Au milieu des années 1990, Lotfi Belhassine, patron et fondateur de la compagnie aérienne Air Liberté décide de jeter l’éponge.  Non pas qu’il s’agisse, pour ce franco-tunisien au verbe haut, d’abandonner les affaires. Son renoncement est tout autre. Malgré ses efforts et ceux des communicants qu’il emploie, l’affaire est perdue. Les rédactions parisiennes, pourtant dûment briefées (et régulièrement chapitrées), persistent à l’appeler « Lofti » et d’imprimer ainsi son prénom. Aujourd’hui encore, pour la présentation de l’un de ses livres sur le site internet d’un grand distributeur culturel français, il est question d’un certain « Lofti » [Belhassine] qui, dès son départ de Tunisie, « a tout de suite voulu conquérir la France. »

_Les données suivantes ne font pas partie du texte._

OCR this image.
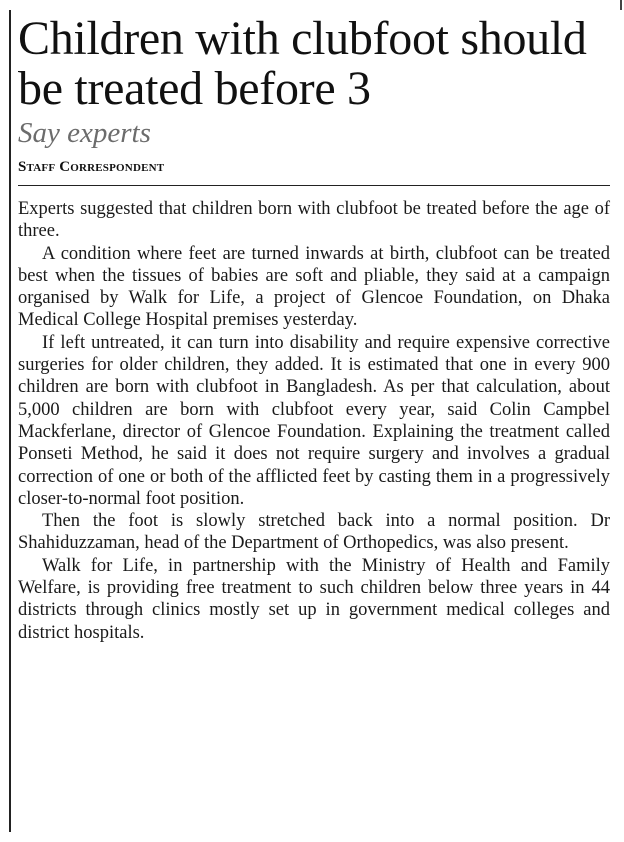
Children with clubfoot should be treated before 3
Say experts
Staff Correspondent

Experts suggested that children born with clubfoot be treated before the age of three.

A condition where feet are turned inwards at birth, clubfoot can be treated best when the tissues of babies are soft and pliable, they said at a campaign organised by Walk for Life, a project of Glencoe Foundation, on Dhaka Medical College Hospital premises yesterday.

If left untreated, it can turn into disability and require expensive corrective surgeries for older children, they added. It is estimated that one in every 900 children are born with clubfoot in Bangladesh. As per that calculation, about 5,000 children are born with clubfoot every year, said Colin Campbel Mackferlane, director of Glencoe Foundation. Explaining the treatment called Ponseti Method, he said it does not require surgery and involves a gradual correction of one or both of the afflicted feet by casting them in a progressively closer-to-normal foot position.

Then the foot is slowly stretched back into a normal position. Dr Shahiduzzaman, head of the Department of Orthopedics, was also present.

Walk for Life, in partnership with the Ministry of Health and Family Welfare, is providing free treatment to such children below three years in 44 districts through clinics mostly set up in government medical colleges and district hospitals.
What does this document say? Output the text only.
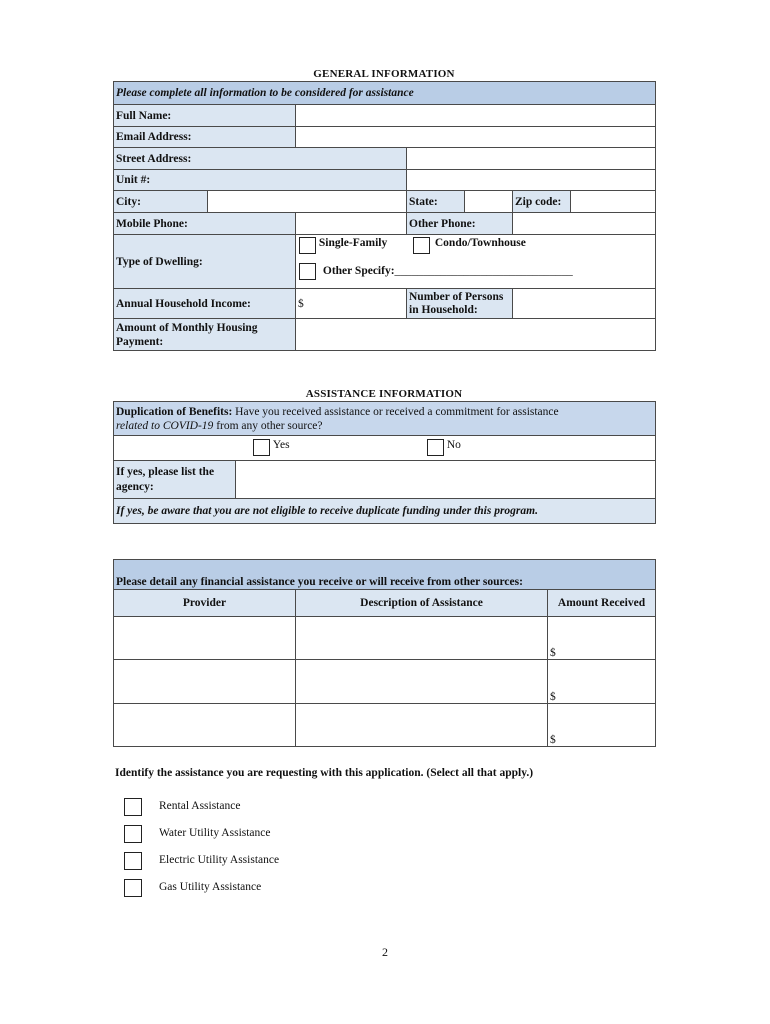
GENERAL INFORMATION
Please complete all information to be considered for assistance						
Full Name:						
Email Address:						
Street Address:						
Unit #:						
City:			State:		Zip code:	
Mobile Phone:			Other Phone:			
Type of Dwelling:		Single-Family Condo/Townhouse
Other Specify:_______________________________				

Annual Household Income:		$	Number of Persons in Household:			
Amount of Monthly Housing Payment:						
ASSISTANCE INFORMATION
Duplication of Benefits: Have you received assistance or received a commitment for assistance
related to COVID-19 from any other source?

Yes	No

If yes, please list the agency:	
If yes, be aware that you are not eligible to receive duplicate funding under this program.
Please detail any financial assistance you receive or will receive from other sources:		
Provider	Description of Assistance	Amount Received
		$
		$
		$
Identify the assistance you are requesting with this application. (Select all that apply.)
Rental Assistance
Water Utility Assistance
Electric Utility Assistance
Gas Utility Assistance
2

Je me souviens d’un confrère parisien, spécialiste du secteur aérien, à qui j’avais fait remarquer que son article, pourtant passé par son rédacteur chef, un éditeur, un secrétaire de rédaction et un correcteur, recelait la fameuse inversion de consonnes. « Oh, Lotfi, c’est compliqué. Loft, lofti…, c’est plus simple. » fut sa réponse agacée. Le mal orthographié, lui, relevait que ce problème ne se posait pour lui qu’en France. Ni en Belgique, ni en Suisse ni au Canada francophone et encore moins dans le monde anglophone où le politiquement correct impose une vigilance totale sur la manière de prononcer les noms « exotiques » et de les retranscrire.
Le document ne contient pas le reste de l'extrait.